2. Comfortable with Customer Service
As a small business owner, you’re looking for someone who is responsible and has a clear view on customer service practices, and are great with follow through. Remember, your employees are likely one of the first contacts your customers have with your business:

“Most people don’t understand it’s not the product or service that gets that customer jumping up and down about how wonderful you and your business is, it’s the social experience they had with the person serving them” (Be Interesting, Our Businesses Need You).

In your interview, do some role playing. You be the customer, and present a challenging situation. Watch carefully as the candidate answers. Do they hesitate and search for the right answer, or are they ready and confident with a solution?

3. Willing To Learn
Employees in small businesses can be required to wear many hats from time to time. As a small business owner, it’s also more effective for your employees to grow and prepare for progressively more challenging roles within the company. When interviewing a candidate, look for individuals who demonstrate a history of growing professionally. Have they invested in classes to learn new skills? Do they frequently attend industry events or read books to increase their understanding of leadership? What are their professional development goals for the next year?

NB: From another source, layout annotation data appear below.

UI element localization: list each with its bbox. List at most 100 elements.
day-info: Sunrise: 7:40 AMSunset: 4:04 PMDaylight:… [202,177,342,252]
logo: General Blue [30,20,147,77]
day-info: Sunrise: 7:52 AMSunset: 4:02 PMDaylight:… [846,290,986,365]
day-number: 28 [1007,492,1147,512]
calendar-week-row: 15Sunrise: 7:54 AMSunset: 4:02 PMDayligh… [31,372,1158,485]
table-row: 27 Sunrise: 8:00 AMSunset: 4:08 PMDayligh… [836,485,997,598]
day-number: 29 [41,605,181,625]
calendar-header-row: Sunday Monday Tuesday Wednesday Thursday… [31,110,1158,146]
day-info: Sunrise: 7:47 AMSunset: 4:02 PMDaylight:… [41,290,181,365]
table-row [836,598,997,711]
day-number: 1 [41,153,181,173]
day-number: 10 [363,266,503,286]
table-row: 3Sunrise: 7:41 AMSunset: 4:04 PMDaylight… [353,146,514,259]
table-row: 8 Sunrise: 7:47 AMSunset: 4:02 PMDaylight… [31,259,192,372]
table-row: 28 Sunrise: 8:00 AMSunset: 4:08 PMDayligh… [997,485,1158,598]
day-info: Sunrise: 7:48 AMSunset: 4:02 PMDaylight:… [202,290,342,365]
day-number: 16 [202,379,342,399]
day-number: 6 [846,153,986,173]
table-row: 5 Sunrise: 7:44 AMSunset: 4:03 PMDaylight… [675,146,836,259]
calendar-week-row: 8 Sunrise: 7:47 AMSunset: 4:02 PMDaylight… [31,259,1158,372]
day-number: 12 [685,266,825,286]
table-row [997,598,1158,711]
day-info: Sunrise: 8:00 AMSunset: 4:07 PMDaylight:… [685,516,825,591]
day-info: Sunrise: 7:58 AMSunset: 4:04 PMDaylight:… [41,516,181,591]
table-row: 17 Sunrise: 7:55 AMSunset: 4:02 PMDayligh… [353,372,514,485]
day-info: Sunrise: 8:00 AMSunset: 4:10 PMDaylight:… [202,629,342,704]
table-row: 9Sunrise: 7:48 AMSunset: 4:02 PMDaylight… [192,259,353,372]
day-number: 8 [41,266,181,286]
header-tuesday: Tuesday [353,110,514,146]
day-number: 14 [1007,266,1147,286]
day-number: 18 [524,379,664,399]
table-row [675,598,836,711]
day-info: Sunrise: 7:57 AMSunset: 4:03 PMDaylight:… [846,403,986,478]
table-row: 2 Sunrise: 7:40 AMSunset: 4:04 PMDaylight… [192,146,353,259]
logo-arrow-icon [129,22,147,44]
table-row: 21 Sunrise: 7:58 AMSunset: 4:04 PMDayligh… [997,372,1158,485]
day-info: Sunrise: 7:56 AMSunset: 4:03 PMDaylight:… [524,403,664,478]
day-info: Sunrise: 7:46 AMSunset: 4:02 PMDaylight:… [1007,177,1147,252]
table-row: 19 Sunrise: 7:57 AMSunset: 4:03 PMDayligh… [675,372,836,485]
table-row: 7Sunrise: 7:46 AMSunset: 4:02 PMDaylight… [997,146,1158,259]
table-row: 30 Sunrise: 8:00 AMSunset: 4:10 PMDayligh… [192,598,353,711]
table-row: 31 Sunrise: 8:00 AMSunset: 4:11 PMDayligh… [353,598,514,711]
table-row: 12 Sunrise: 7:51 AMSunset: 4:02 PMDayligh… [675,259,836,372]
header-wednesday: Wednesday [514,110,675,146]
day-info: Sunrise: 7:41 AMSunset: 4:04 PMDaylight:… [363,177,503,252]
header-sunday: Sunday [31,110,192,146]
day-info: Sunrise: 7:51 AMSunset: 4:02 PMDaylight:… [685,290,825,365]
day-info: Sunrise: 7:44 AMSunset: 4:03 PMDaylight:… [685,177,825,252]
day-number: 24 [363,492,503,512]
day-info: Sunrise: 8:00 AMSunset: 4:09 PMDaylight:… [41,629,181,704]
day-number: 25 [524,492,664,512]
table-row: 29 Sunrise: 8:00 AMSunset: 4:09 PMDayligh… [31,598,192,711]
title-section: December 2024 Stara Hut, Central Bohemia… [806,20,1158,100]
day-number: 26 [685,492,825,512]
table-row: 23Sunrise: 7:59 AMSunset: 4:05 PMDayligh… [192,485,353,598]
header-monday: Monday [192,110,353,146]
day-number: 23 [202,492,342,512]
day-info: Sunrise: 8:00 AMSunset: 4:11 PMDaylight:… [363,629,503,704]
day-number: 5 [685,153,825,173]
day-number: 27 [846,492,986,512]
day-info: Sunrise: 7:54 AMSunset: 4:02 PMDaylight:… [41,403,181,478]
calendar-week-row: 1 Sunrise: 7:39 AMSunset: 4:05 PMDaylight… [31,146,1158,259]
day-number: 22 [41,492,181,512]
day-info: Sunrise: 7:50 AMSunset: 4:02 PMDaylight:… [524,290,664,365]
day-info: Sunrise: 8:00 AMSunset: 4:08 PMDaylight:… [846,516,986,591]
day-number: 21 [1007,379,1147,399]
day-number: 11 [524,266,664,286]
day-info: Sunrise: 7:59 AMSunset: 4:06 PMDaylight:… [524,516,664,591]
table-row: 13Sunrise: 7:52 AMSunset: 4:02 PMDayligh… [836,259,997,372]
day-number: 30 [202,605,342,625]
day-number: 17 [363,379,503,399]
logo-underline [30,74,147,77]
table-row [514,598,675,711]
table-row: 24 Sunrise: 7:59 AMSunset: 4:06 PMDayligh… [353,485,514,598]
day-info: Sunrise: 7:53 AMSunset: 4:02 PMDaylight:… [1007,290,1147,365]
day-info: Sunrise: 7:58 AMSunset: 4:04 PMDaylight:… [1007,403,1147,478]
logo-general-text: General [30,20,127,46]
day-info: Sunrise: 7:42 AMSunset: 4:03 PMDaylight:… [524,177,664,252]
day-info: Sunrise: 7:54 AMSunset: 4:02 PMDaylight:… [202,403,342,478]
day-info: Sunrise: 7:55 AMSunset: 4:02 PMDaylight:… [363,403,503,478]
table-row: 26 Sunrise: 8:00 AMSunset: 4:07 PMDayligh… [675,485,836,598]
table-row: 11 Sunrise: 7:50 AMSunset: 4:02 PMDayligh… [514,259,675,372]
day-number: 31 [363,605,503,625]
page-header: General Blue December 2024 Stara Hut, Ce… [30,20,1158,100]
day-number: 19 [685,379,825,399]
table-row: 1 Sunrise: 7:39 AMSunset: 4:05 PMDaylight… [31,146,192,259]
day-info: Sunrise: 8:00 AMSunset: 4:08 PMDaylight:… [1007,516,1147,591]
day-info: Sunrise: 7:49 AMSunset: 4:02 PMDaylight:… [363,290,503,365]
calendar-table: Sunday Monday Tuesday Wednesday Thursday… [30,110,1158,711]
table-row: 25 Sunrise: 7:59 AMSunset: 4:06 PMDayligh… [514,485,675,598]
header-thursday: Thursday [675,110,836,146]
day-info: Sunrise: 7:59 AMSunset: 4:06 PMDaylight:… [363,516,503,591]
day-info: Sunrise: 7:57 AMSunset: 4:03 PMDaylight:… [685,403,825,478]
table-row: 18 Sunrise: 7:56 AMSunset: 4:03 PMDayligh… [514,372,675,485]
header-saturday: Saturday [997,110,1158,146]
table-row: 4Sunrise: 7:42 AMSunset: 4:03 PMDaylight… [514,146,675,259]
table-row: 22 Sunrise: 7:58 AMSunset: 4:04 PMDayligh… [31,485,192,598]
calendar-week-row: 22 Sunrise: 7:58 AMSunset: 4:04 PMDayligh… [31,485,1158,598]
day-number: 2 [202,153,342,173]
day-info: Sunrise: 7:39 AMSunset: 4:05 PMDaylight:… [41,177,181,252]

This will help you see the candidate as they want to be in the future, and what they are willing to do today to prepare themselves for that “dream job.”

4. Strong Work Ethic
In a small business, there is no room for slackers. When someone on the team isn’t pulling their weight, the system falls apart. In your interview, ask the candidate to talk about specific instances where they have gone above and beyond for an employer. Ask them what they would do if asked to perform a task that may be outside of their job description on occasion. Their responses and body language will be telling as you seek out a new employee who will help you grow your business.